Archive for 8 October 2008
Monetary Policy and the Housing Crisis
| Dick Langlois |
I know I’m swimming over my head in macro-infested waters, but I thought I would think out loud some more about the housing mess. In my previous post on the subject (and comments), I posed the question whether a politically influenced (exogenous) lowering of credit standards was more of a culprit than monetary policy (or other macro forces) in causing the housing bubble and subsequent collapse. So I looked at an NBER Working Paper by John Taylor at Stanford that’s been out for a few months. Taylor argues that it was indeed Fed policy that caused the run-up in housing prices. He rejects the alternative possibilities (A) that most of the liquidity fueling the boom was money rushing in to the U.S. from overseas or (B) that it was the increased liquidity that came from securitization and financial innovation. Most interestingly, he argues — as have others, though I can’t find a good reference — that a large part of the reduction in lending standards was endogenous. Foreclosure risk was (is) anticorrelated with an increase in housing prices; so in the run-up, risk of foreclosure was actually declining ceteris paribus. Partly because of the complex and often impenetrable structure of housing finance, lenders took these foreclosure rates as stable in the long term. Moreover, as others have pointed out, lenders were concerned less with default in the run-up than with the risk of early repayment as people refinanced the equity out of their houses (or sold quickly for speculation, as Liebowitz says). All of this meant that lenders considered it optimal to lower credit standards.
This story strikes me as having a Hayekian flavor to it, though I don’t know if Peter and his commentators would agree.
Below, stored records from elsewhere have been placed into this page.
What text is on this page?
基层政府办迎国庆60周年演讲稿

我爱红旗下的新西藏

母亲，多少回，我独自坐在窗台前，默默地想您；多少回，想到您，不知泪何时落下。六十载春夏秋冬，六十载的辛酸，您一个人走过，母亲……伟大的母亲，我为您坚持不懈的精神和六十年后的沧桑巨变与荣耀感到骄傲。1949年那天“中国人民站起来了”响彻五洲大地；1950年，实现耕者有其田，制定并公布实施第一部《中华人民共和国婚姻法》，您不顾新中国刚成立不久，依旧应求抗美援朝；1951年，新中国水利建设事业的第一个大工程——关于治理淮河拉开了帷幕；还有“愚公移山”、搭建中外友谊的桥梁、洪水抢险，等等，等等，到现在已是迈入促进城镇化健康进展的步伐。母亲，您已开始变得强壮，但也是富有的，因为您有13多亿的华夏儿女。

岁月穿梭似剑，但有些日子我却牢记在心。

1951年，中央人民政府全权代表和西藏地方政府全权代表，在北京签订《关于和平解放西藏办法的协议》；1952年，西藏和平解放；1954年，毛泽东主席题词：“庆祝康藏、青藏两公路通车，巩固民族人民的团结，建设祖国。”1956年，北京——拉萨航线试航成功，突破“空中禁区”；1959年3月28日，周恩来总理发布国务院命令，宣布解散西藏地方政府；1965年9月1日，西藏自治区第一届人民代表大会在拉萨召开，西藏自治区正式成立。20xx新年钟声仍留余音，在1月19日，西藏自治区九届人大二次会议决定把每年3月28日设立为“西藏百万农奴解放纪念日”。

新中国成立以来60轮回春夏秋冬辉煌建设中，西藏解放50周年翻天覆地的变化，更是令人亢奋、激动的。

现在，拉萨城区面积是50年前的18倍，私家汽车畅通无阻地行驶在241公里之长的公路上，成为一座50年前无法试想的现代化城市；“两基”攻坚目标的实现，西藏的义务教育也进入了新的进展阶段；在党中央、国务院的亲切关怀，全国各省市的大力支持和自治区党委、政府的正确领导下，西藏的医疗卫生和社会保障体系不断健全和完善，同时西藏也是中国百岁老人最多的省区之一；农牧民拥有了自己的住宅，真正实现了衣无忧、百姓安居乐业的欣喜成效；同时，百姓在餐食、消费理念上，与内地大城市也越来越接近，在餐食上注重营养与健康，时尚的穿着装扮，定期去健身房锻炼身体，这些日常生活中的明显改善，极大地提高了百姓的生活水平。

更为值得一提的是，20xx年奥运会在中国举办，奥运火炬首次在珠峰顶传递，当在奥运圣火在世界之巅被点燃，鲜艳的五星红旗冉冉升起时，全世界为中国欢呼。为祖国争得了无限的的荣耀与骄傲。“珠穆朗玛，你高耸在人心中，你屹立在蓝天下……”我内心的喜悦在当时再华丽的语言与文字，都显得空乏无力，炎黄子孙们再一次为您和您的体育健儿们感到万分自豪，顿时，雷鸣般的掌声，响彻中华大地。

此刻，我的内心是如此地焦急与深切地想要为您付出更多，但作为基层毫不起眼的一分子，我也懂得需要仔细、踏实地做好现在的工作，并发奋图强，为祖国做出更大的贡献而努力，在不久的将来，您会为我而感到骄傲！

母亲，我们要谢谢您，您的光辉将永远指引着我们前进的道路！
It also has something of Leijonhufvud about it, as Taylor’s main message is that the Great Moderation was a matter of the Fed sticking to the program — staying within the “corridor” — and not deviating as it did in 2003-2006, presumably in an effort to stimulate the economy after the Internet crash. The deviation of 2003-06 was “comparable to the turbulent 1970s.”
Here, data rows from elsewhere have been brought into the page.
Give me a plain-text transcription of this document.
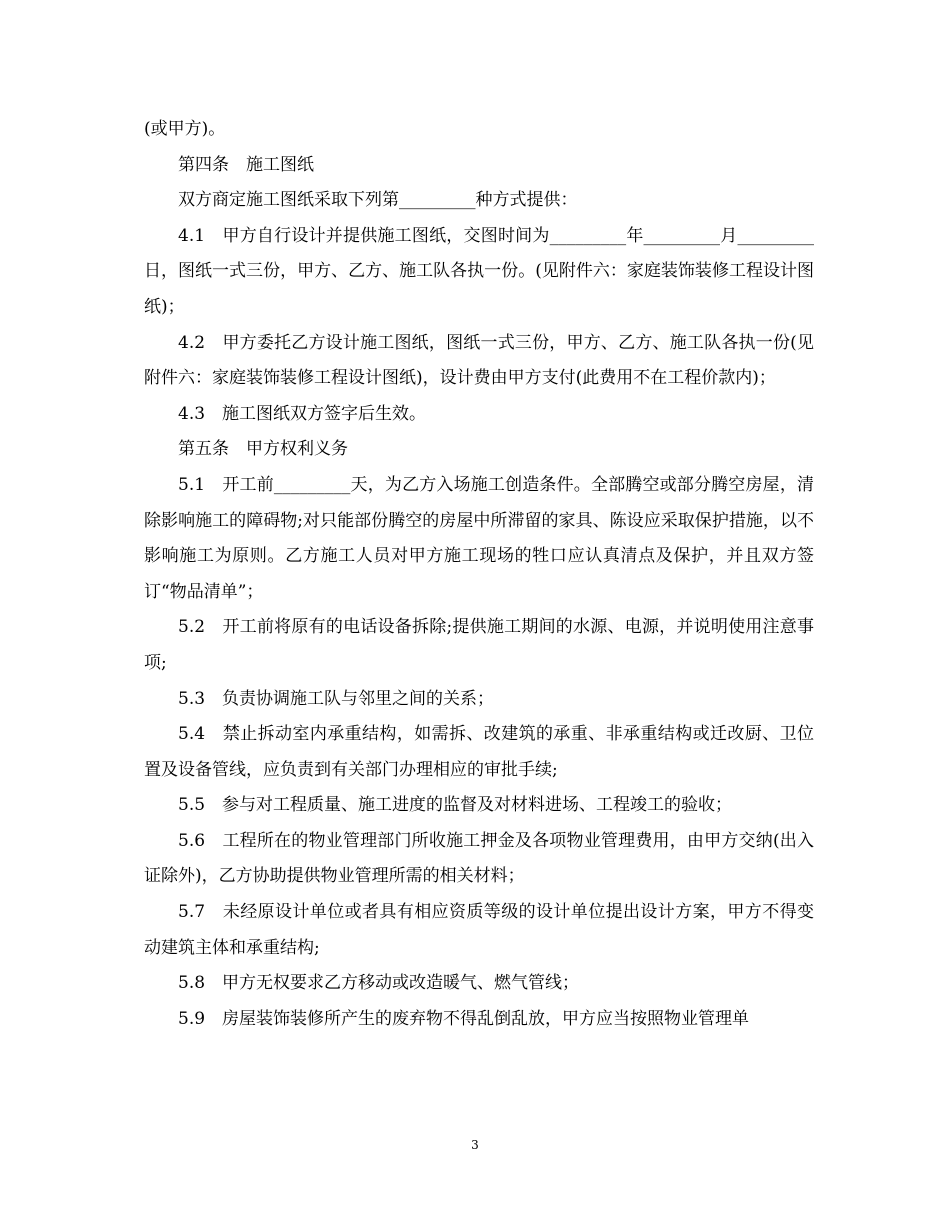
(或甲方)。

第四条　施工图纸

双方商定施工图纸采取下列第_________种方式提供：

4.1　甲方自行设计并提供施工图纸，交图时间为_________年_________月_________日，图纸一式三份，甲方、乙方、施工队各执一份。(见附件六：家庭装饰装修工程设计图纸)；

4.2　甲方委托乙方设计施工图纸，图纸一式三份，甲方、乙方、施工队各执一份(见附件六：家庭装饰装修工程设计图纸)，设计费由甲方支付(此费用不在工程价款内)；

4.3　施工图纸双方签字后生效。

第五条　甲方权利义务

5.1　开工前_________天，为乙方入场施工创造条件。全部腾空或部分腾空房屋，清除影响施工的障碍物;对只能部份腾空的房屋中所滞留的家具、陈设应采取保护措施，以不影响施工为原则。乙方施工人员对甲方施工现场的牲口应认真清点及保护，并且双方签订“物品清单”；

5.2　开工前将原有的电话设备拆除;提供施工期间的水源、电源，并说明使用注意事项;

5.3　负责协调施工队与邻里之间的关系；

5.4　禁止拆动室内承重结构，如需拆、改建筑的承重、非承重结构或迁改厨、卫位置及设备管线，应负责到有关部门办理相应的审批手续;

5.5　参与对工程质量、施工进度的监督及对材料进场、工程竣工的验收；

5.6　工程所在的物业管理部门所收施工押金及各项物业管理费用，由甲方交纳(出入证除外)，乙方协助提供物业管理所需的相关材料；

5.7　未经原设计单位或者具有相应资质等级的设计单位提出设计方案，甲方不得变动建筑主体和承重结构;

5.8　甲方无权要求乙方移动或改造暖气、燃气管线；

5.9　房屋装饰装修所产生的废弃物不得乱倒乱放，甲方应当按照物业管理单

3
ESNIE School on NIE Archives
| Nicolai Foss |
The European Society for New Institutional Economics, the semi-formal Euro branch of ISNIE, runs a yearly School on New Institutional Economics, usually taking place on Corsica. Organized by Eric Brousseau, the School has now run for seven consecutive years. The line-up is impressive, including Oliver Williamson, Sid Winter, Avinash Dixit, Doug North, Giovanni Dosi, Dick Langlois, Joanne Oxley, Jackson Nickerson, Lee Alston and many other luminaries. The great thing is that the PPTs of their talks are online (here)! Enjoy.